In all cases EPZ-6438 purchase the number of neighboring spines with highly enriched values in the analyzed neuron was significantly greater than what was observed when the enrichment values were randomly shuffled (Figures S3A and S3B). We next examined SEP-GluR2 on a fully reconstructed neuron from a whisker-trimmed animal. In this case highly enriched spines were not found on distal regions, as was the case for SEP-GluR1 (Figure 4B). There was a tendency for highly

enriched spines (n = 150) to be proximal relative to nonenriched spines (p < 0.005, n = 851 spines; Figures 4C, S3B, and S3C). We also noted that neighboring spines were no more likely to have high enrichment values than randomly shuffled values (p = 0.29; Figures 4E, S3A, and S3B). Taken together, these results suggest that there are distinct trafficking patterns produced by experience-driven synaptic potentiation and deprivation-driven synaptic upscaling. The data above suggest that the clustering of plasticity is observed for GluR1, but not GluR2, consistent with their dependence on LTP and experience (Hayashi et al., 2000, Takahashi et al., 2003 and Zamanillo et al., 1999).
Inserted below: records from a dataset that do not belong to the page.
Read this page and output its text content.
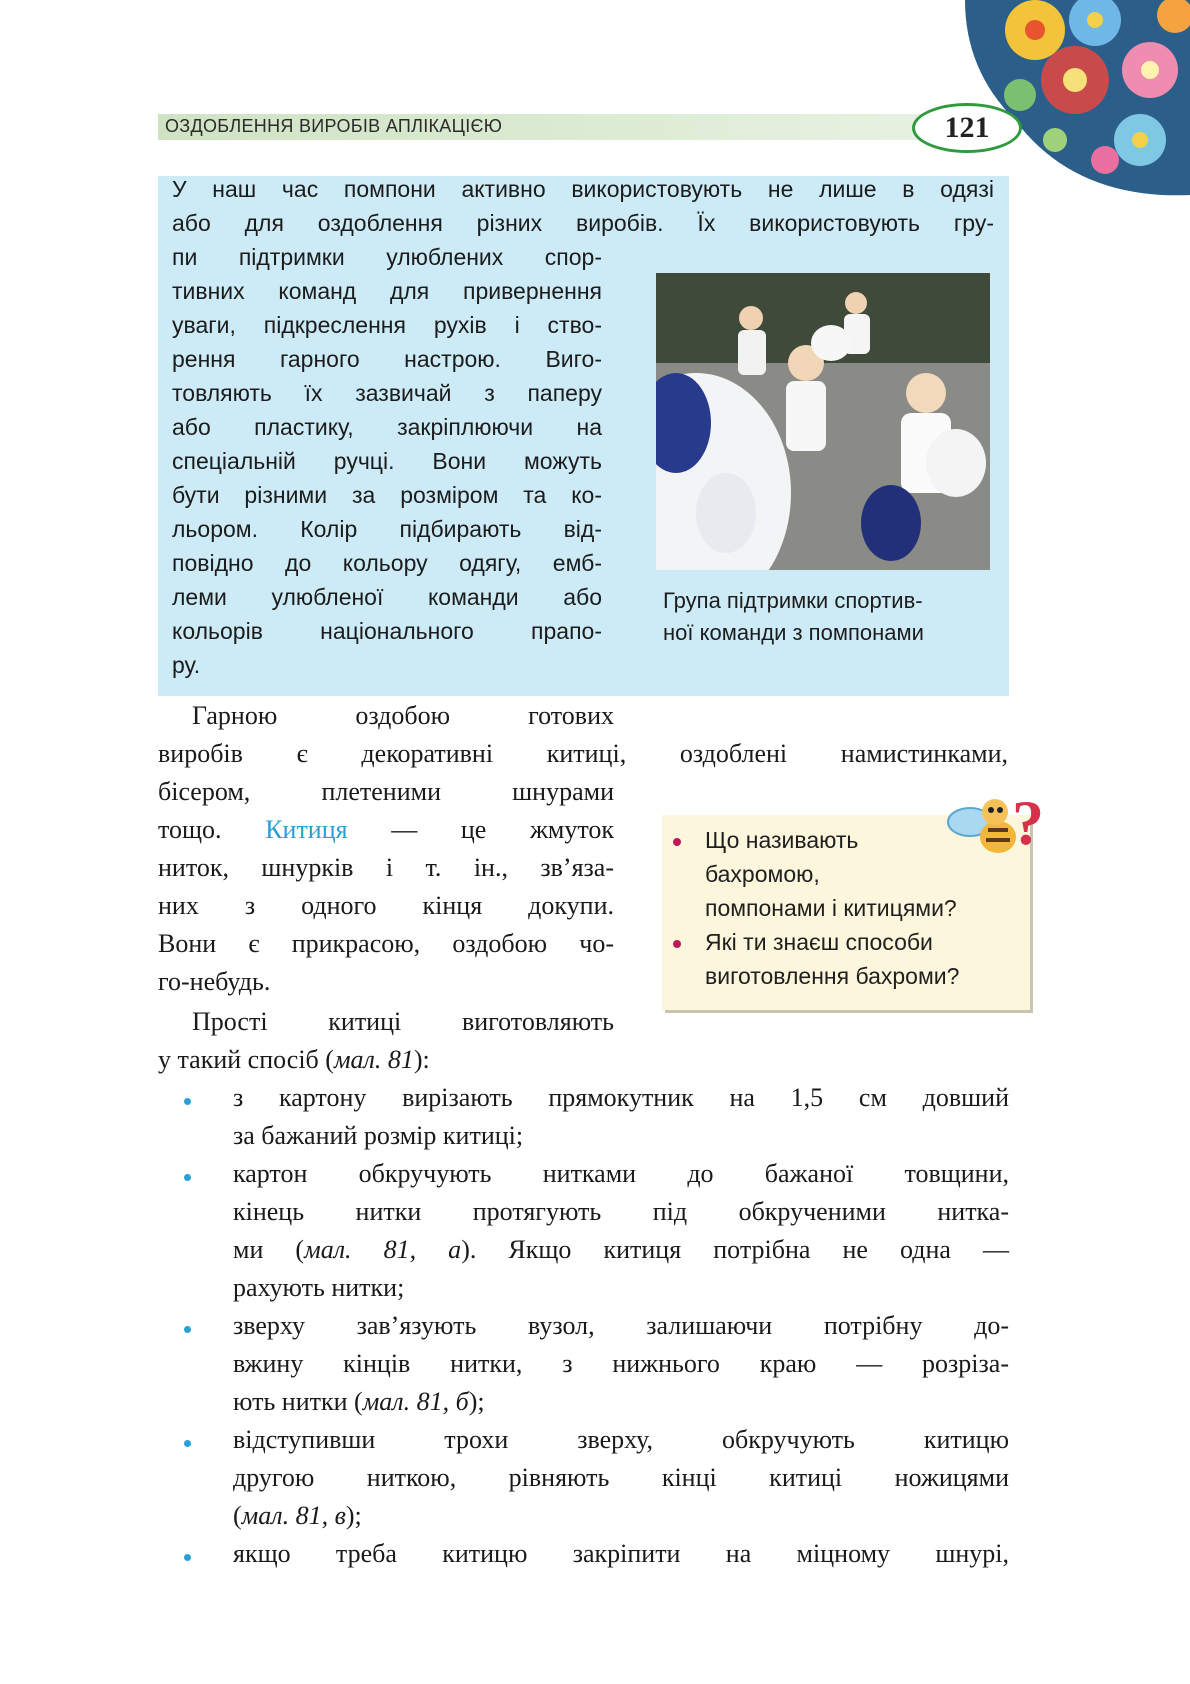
ОЗДОБЛЕННЯ ВИРОБІВ АПЛІКАЦІЄЮ	121
У наш час помпони активно використовують не лише в одязі
або для оздоблення різних виробів. Їх використовують гру-
пи підтримки улюблених спор-
тивних команд для привернення
уваги, підкреслення рухів і ство-
рення гарного настрою. Виго-
товляють їх зазвичай з паперу
або пластику, закріплюючи на
спеціальній ручці. Вони можуть
бути різними за розміром та ко-
льором. Колір підбирають від-
повідно до кольору одягу, емб-
леми улюбленої команди або
кольорів національного прапо-
ру.
Група підтримки спортив-
ної команди з помпонами
Гарною оздобою готових
виробів є декоративні китиці, оздоблені намистинками,
бісером, плетеними шнурами
тощо. Китиця — це жмуток
ниток, шнурків і т. ін., зв’яза-
них з одного кінця докупи.
Вони є прикрасою, оздобою чо-
го-небудь.
Прості китиці виготовляють
у такий спосіб (мал. 81):
?
Що називають
бахромою,
помпонами і китицями?
Які ти знаєш способи
виготовлення бахроми?
з картону вирізають прямокутник на 1,5 см довший
за бажаний розмір китиці;
картон обкручують нитками до бажаної товщини,
кінець нитки протягують під обкрученими нитка-
ми (мал. 81, а). Якщо китиця потрібна не одна —
рахують нитки;
зверху зав’язують вузол, залишаючи потрібну до-
вжину кінців нитки, з нижнього краю — розріза-
ють нитки (мал. 81, б);
відступивши трохи зверху, обкручують китицю
другою ниткою, рівняють кінці китиці ножицями
(мал. 81, в);
якщо треба китицю закріпити на міцному шнурі,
However, when expressed alone, OSI-906 price these AMPA receptor subunits form homomeric receptors,

which normally comprise a small proportion of endogenously expressed receptors (Wenthold et al., 1996). To examine the trafficking of heteromeric receptors, which constitute

the predominant species of receptors (Wenthold et al., 1996), we transiently coexpressed SEP-GluR1 with untagged-GluR2, or untagged-GluR2 and SEP-GluR3 (see Experimental Procedures). We first confirmed, using electrophysiological measures, that heteromeric receptors were formed when expressing SEP-GluR1 with GluR2. We obtained whole-cell recordings from neurons expressing recombinant receptors and measured responses from focally applied glutamate on spines (Figure 5A; see Experimental Procedures). Homomeric receptors display inward rectification, which was observed in neurons expressing SEP-GluR1 (0.28 ± 0.02, n = 15 spines; Figure 5B). However, no such inward rectification was observed from neurons expressing SEP-GluR1 and GluR2 (0.49 ± 0.03, p < 0.00003, n = 13 spines; Figure 5B), indicating that heteromeric receptors were formed. We examined in Terminal deoxynucleotidyl transferase animals with whiskers intact the spine enrichment values in neurons transiently expressing SEP-GluR1 and GluR2 (Figures 5C and 5E). Spine enrichment of SEP-GluR1/GluR2 heteromeric receptors (0.84 ± 0.006, n = 1865 spines) did not differ from that of SEP-GluR1 homomeric receptors (0.84 ± 0.005, p = 0.70, n = 2701 spines; Figures 5C, 5E, S4A, and S4C). Similarly, spine enrichment of GluR2/SEP-GluR3 (1.29 ± 0.01, n = 1390 spines) was not different from that of SEP-GluR2 (1.30 ± 0.01, p = 0.08, n = 1057 spines; Figures 5D, 5E, S4B, and S4C).